Considering that the outcomes of myocarditis and pericarditis post-vaccination are good, vaccine uptake in this population should be encouraged in view of the current data. In contrast to the COVID-19 vaccine, adverse reactions to other vaccines are well-known but not as widely publicized. Taken together with the risk benefit ratio of COVID-19 vaccination being highly in favor of vaccination, vaccine hesitancy to the COVID-19 vaccine needs to be addressed actively to encourage higher uptake in the general population [36, 37].

Summary

The COVID-19 pandemic has caused a large number of deaths confirmed cases worldwide, posing a serious threat to public health. Cardiovascular disease is a common comorbidity in patients with COVID-19 and such patients are at higher risk of severe disease and mortality. Acute myocardial injury, defined as an elevation in cardiac troponins, is common in hospitalized patients with COVID-19. Myocardial injury during COVID-19 can be explained by three potential mechanisms: myocardial dysfunction from the direct viral effect on cardiomyocytes—ACE2 mediated direct damage; cardiac injury indirectly due to an excessive immune inflammatory response like cytokine storm; and hypoxia, oxidative stress due to acute respiratory damage resulting in myocardial necrosis from increased myocardial oxygen demand [38].

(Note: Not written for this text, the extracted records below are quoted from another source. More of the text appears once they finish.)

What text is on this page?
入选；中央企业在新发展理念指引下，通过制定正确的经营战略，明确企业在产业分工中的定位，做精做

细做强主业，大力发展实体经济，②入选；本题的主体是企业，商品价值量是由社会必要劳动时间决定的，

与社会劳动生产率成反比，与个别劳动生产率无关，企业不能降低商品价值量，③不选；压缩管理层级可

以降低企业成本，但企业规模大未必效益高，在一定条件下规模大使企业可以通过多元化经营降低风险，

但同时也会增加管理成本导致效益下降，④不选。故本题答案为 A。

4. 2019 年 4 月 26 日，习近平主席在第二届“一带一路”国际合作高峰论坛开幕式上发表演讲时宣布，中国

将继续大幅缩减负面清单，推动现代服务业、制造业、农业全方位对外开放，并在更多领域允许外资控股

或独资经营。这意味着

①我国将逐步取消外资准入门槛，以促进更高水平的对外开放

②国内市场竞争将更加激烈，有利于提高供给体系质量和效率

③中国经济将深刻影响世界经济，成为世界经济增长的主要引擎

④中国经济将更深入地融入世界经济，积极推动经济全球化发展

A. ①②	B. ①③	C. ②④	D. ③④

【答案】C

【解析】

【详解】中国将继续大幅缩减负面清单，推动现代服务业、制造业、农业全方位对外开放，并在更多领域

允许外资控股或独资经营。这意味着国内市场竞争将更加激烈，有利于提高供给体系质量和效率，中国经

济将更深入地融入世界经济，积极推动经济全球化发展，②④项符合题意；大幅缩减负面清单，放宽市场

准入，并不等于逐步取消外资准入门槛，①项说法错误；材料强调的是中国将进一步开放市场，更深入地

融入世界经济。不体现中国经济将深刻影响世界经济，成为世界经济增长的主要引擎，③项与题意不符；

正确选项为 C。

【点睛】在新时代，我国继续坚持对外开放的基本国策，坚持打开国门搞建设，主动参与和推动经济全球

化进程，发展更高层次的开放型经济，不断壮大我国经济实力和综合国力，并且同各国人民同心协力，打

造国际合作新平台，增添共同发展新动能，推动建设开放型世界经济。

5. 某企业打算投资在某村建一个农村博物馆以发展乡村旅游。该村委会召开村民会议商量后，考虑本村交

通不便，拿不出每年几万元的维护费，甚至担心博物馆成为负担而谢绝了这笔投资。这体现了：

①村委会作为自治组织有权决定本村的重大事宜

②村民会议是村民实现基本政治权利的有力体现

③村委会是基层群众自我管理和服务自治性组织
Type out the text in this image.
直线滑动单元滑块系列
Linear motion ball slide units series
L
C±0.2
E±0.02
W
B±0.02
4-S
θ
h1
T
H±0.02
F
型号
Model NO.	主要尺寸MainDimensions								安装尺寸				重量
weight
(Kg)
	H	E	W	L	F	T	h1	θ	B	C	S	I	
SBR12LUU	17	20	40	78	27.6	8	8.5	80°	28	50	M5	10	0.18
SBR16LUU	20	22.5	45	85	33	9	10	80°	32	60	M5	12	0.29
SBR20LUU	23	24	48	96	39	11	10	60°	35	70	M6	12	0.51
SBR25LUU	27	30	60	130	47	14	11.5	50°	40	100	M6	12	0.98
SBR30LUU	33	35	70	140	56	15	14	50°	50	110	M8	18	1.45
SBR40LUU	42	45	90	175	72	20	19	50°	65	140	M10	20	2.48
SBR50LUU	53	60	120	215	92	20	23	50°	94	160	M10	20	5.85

Cardiomyopathies are one of complications of COVID-19. The most common is TTS. It may be triggered by physical causes, such as increased level of catecholamine and cytokine storm, presented during a SARS-CoV2 infection or emotional triggers related with quarantine or self-isolation. Development of TTS during COVID-19 is also connected with higher mortality rate, especially when patients develop cardiogenic shock. All high-risk patients should be consider to be treated with anticoagulants [20]. Early detection of TTS may reduce mortality and complication of cardiovascular system.

It is important to stratify holistic risk in COVID -19 patients by taking all other comorbidities such as diabetes, neurological disorders, disabilities or pulmonary diseases into consideration. It is worth to analyze the electrocardiogram and measure the levels of biomarkers, such as NT-proBNP, troponins, myoglobin, D-dimers, C-reactive protein, interleukin-2, interleukin-6, and ferritin, to evaluate the high-risk patients presenting with acute COVID-19, and help in early detection of patients in need of hospitalization.

Different pharmacological and non-pharmacological treatments have been studied and applied for COVID-19. The most common non-pharmacological management were nasal oxygen and intubation. Corticosteroids, hydroxychloroquine, azithromycin, antiviral drugs, and β-Blockers were the most common pharmacological treatments. Due to the wide range of disease symptoms and complications, further studies related to each organ involvement are required to cure the disease better and prevent the complications [39].